The Romans named the month after their god of doors and gates, Janus. His image was that of a two-faced god, with one visage looking to the past and the other, to the future, at once contemplating the old year while anticipating the new.

The old year, 2006, particularly in the latter months, saw the AMA with a laser-like focus on "fixing" the problem of the sustainable growth rate formula that determines physician payments under Medicare.

This formula presages annual cuts over the coming nine years amounting in the aggregate to a 40% reduction in physician payments, not counting the impact of inflation. A 5% cut was on the books to take effect Jan. 1.

Seen only as a physician pocketbook issue, Medicare payment cuts do not capture the public's attention or concern. But as a poll of the public last year showed, once there was an understanding of the threat those cuts pose for seniors in coming years -- threats to access, threats to receiving quality care because physicians no longer can afford to accept new Medicare patients -- the issue crystallizes into calls for action.

During the months leading up to adjournment of Congress, the public spoke. We all owe a debt of gratitude to the thousands of patients and physician grassroots activists who responded to our alerts and generated more than 1 million contacts with members of Congress.

In the waning hours of the 110th Congress, lawmakers responded by placing a freeze on physician payment cuts for 2007. Our thanks go out to our friends in Congress for making that happen.

Canceling the sustainable growth rate cut was wise in the short run but, in the long run, merely underscores the AMA's long-standing call for reformation of the entire physician payment system. The fatally flawed SGR formula remains in place, and payment cuts are still on the books for 2008 and beyond.

The late management consulting guru, Peter Drucker, cautioned that any crisis can happen once. If the same crisis happens a second time, he observed, it no longer is a crisis. It is bad management. In this context, the last five years of temporary fixes speak for themselves.

The New Year is a time not only for resolutions but also for predictions. I agree with that eminent American philosopher, Yogi Berra, in saying, "I hate to make predictions, especially about the future."
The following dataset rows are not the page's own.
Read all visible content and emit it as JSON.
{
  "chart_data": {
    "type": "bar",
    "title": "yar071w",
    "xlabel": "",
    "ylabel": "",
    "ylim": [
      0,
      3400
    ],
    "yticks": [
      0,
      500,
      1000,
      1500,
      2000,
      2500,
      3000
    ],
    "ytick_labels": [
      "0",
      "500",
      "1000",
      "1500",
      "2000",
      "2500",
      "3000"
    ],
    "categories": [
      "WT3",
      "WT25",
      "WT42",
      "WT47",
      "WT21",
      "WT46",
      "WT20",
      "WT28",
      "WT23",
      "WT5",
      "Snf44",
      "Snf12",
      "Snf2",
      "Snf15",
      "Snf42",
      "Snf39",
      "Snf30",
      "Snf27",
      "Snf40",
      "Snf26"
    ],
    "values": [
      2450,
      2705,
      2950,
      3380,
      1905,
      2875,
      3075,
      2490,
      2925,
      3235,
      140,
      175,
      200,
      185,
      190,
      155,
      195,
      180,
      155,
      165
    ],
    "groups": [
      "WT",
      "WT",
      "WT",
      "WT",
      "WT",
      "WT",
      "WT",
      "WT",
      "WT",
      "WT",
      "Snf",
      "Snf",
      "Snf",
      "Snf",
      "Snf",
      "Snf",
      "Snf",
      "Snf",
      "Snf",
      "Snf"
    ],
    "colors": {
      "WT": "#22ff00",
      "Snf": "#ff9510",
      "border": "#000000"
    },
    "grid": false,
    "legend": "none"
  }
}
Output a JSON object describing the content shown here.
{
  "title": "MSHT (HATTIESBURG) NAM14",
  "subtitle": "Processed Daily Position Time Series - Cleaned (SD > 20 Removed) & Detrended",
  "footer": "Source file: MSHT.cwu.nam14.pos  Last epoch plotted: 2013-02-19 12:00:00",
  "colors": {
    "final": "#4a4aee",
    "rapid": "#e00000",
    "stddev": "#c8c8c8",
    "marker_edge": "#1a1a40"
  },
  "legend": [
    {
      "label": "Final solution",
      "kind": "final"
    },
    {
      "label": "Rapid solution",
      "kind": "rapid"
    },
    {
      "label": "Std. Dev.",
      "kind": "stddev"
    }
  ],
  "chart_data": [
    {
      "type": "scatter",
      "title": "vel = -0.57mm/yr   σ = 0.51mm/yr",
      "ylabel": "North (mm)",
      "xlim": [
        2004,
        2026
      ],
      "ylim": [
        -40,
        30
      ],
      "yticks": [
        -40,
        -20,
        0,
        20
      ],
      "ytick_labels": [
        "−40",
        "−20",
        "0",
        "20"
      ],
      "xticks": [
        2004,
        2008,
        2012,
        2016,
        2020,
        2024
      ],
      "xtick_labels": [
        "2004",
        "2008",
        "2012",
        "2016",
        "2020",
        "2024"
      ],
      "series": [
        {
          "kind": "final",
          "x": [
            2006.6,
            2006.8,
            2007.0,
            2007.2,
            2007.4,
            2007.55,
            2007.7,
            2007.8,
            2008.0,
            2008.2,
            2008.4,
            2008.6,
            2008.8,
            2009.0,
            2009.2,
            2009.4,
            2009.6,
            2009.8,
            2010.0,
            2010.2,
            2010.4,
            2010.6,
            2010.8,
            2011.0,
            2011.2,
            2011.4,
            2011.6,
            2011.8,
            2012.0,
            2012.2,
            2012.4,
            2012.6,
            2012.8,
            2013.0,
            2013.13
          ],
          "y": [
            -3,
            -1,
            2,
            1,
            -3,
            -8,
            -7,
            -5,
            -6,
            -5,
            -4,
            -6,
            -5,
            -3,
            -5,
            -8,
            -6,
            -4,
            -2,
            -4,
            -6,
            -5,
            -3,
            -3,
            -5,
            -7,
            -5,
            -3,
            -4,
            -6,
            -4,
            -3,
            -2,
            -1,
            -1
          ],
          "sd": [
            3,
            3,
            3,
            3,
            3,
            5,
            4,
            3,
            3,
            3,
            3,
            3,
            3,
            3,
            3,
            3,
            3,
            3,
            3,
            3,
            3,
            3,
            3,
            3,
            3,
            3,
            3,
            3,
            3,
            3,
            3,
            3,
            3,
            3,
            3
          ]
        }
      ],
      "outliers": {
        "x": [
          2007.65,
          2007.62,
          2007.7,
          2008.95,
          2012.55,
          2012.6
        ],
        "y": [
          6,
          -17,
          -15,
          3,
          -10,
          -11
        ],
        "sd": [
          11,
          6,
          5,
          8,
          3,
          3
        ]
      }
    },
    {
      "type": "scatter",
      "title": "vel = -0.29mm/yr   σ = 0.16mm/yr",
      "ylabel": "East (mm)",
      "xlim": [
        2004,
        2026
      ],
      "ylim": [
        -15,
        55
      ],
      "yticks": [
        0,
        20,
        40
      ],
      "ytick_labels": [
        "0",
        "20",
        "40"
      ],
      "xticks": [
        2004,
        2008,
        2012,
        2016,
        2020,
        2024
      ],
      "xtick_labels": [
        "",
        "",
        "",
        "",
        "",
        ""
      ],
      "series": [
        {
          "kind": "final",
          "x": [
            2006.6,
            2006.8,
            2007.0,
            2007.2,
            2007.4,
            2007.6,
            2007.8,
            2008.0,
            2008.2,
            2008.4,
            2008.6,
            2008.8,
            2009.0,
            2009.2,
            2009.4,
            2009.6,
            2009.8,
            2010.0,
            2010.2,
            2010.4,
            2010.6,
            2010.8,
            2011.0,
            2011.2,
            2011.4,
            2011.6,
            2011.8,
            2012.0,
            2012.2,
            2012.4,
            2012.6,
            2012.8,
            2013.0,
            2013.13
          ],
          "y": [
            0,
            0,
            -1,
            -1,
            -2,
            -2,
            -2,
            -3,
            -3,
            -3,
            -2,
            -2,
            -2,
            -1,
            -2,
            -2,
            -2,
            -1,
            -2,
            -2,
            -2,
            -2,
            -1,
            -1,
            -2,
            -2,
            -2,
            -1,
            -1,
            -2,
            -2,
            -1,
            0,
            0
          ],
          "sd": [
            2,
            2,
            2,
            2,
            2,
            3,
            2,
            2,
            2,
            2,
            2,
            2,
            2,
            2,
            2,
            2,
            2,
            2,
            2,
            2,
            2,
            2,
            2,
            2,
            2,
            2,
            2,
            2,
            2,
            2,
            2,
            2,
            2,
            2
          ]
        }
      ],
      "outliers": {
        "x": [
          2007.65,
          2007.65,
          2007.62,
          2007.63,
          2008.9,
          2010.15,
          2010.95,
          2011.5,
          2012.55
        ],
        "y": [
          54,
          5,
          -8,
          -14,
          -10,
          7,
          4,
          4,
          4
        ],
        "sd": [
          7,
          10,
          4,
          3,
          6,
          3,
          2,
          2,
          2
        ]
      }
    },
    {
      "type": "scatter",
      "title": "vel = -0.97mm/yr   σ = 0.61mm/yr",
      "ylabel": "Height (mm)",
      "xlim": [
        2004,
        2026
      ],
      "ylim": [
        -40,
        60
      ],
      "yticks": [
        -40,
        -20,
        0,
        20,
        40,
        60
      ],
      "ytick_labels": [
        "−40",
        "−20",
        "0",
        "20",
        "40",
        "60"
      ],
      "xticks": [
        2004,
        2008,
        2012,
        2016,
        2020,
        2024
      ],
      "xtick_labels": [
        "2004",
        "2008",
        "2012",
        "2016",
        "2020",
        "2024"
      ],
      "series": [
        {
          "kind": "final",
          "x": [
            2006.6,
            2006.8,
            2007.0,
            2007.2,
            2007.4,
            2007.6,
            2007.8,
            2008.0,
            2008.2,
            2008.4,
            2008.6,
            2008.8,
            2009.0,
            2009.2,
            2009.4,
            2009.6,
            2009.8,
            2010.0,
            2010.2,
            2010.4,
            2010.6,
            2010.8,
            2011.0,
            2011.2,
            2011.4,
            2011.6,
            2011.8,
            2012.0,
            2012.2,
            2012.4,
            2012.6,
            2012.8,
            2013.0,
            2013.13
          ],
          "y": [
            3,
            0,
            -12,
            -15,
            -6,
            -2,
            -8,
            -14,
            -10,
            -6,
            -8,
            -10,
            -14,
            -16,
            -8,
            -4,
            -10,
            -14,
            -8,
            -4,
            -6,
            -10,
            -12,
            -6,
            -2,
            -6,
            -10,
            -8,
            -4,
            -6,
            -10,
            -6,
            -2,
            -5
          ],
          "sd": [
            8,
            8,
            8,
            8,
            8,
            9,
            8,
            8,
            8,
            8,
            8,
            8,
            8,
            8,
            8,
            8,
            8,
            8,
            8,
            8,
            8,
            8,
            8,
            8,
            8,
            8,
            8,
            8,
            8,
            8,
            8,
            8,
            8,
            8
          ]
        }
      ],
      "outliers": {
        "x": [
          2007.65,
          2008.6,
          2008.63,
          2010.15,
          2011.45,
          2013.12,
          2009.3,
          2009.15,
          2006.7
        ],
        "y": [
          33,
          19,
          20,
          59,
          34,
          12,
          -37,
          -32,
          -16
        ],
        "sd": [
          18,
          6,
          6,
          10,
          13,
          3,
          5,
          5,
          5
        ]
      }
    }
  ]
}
But I will use journalistic license in fearlessly predicating that in 2007 our AMA will be resolved to continue its focus on working with our friends in Congress to eliminate future SGR cuts and restore sanity to the Medicare physician payment system.

As, Janus-like, we look back for wisdom and look forward to a better tomorrow, we need to apply the lessons of history for the benefit of our patients.

Then we can truly say to one another and to our patients, "Happy New Year."